Customer centricity is not just about how your customer care representatives answer phones, the usability of your website, or the effort your customers exert at every touchpoint. Customer centricity is also about your corporate culture, priorities, and goals, all of which determine when and how your employees know to put customers’ safety and interests before profit.
The more mature your organization becomes in its understanding and execution of CX, the more it will appreciate the way corporate mission, reputation management, brand strategy, and customer centricity combine to suggest bold, proactive leadership decisions. For example, Salesforce recently altered its acceptable-use policy to bar its clients from selling a range of automatic and semiautomatic weapons using its e-commerce technology. Is this an audacious act of corporate principle that could cost Salesforce some client relationships? Will it impact the brand’s customer experience and the marketplace’s perception of the brand? Does it convey the company’s value and commitment to the health and safety of customers (and others)?
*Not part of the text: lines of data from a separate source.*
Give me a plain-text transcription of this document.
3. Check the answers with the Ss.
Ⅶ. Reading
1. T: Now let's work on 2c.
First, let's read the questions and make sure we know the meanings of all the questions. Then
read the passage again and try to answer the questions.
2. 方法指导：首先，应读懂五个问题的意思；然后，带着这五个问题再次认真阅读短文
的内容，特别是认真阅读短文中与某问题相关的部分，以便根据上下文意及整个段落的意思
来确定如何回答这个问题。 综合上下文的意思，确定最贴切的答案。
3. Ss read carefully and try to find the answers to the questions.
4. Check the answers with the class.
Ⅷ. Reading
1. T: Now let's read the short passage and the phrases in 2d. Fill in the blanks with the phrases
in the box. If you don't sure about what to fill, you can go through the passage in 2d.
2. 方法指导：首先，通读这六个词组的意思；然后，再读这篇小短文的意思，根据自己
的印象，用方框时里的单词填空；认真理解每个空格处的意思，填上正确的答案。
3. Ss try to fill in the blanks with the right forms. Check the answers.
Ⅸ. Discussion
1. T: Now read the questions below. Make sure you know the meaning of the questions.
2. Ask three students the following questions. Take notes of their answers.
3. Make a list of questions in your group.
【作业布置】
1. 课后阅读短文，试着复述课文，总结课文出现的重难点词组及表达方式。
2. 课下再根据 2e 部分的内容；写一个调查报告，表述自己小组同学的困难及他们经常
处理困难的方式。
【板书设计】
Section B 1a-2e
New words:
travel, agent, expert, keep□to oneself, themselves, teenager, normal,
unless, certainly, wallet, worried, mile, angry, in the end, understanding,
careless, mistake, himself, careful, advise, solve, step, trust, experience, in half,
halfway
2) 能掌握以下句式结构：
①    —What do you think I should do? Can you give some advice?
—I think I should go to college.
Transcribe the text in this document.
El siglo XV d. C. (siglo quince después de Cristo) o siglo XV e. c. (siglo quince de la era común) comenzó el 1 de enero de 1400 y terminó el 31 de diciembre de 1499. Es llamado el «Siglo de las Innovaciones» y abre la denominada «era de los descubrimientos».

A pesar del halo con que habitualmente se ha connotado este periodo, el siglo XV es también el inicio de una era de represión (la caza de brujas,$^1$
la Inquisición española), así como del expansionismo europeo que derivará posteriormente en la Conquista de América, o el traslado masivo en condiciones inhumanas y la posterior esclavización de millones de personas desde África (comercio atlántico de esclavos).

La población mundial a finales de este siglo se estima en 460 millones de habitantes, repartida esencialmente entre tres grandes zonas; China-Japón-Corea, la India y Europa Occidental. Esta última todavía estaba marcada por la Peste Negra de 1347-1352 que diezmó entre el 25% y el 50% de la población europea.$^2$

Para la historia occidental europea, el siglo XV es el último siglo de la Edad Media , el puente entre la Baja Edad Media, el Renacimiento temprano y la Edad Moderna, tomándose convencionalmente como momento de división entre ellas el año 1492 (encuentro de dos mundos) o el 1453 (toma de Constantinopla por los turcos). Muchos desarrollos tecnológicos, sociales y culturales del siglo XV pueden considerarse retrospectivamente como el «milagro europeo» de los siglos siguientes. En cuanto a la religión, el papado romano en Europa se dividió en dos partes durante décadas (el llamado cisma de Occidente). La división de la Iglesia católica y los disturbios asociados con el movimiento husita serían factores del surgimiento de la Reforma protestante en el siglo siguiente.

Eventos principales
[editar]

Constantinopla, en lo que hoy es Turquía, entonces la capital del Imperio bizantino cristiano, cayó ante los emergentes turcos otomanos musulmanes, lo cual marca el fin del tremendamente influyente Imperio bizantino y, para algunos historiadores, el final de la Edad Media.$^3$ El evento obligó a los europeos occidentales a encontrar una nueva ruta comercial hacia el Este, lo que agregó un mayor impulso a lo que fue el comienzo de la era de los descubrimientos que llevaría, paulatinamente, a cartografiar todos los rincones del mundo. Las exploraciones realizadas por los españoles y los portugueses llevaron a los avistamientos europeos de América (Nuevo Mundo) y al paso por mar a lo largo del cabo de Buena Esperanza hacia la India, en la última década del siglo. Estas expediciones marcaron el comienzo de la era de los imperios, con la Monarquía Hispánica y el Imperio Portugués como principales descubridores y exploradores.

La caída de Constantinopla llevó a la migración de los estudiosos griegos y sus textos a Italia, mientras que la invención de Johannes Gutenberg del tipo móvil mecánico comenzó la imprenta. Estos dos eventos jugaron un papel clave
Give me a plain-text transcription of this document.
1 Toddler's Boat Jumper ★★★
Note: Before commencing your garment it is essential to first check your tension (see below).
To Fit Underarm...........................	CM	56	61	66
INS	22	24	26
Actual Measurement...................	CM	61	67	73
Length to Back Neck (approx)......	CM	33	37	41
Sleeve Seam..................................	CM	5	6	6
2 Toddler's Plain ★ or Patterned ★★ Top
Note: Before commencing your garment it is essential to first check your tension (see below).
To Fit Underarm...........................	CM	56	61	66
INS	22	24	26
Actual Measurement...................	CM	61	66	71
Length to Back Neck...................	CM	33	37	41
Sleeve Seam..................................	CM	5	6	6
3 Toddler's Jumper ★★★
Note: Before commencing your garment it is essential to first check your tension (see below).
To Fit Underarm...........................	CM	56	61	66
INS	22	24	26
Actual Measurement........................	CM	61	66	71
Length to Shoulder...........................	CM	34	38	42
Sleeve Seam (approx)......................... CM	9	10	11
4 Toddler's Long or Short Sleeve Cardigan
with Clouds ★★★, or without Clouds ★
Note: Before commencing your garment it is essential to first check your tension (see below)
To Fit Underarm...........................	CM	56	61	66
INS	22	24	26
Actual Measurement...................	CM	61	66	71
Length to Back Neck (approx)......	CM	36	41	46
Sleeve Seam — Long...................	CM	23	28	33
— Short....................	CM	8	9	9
The answer is yes to all of those questions.
It does not help a brand (or its customers) to improve call center scripts or lift digital engagement while ignoring adverse health and safety issues that may eventually harm people, reduce the brand’s reputation, repress trust and consideration, encourage more government oversight, raise legal and PR costs, and reduce customer loyalty. The customer centricity encouraged by leaders matters. When bosses are not in the room and your customers’ health, lives, and interests hang in the balance, how do your employees know to do the right thing?
Every day, customers put their faith on the line when they buy our products and services. They hope we deliver a product that performs as promised. They rely on us to provide great value. They count on us to support the product if something goes wrong. But even more than that, they also trust our brand will do no harm.
Your brand may not be conveying passengers at 35,000 feet or curing cancer, but that does not mean your employees don’t make life and death decisions. From a spill that isn’t mopped to a device battery that overheats to kitchen utensils that are improperly cleaned to the hours your long-haul drivers work to an alert that fails to work as expected in a plane cockpit, your customers’ safety depends on the customer centricity your leaders encourage.
Customer experience is not about the score you earn on a survey or the rating your product gets on Amazon. It’s about the feelings of trust, satisfaction, affinity, loyalty, and advocacy your brand earns in every interaction, big and small. Are your leaders modeling the desired behaviors, setting the proper priorities, and devising the right recognition and rewards to make customers interests a priority?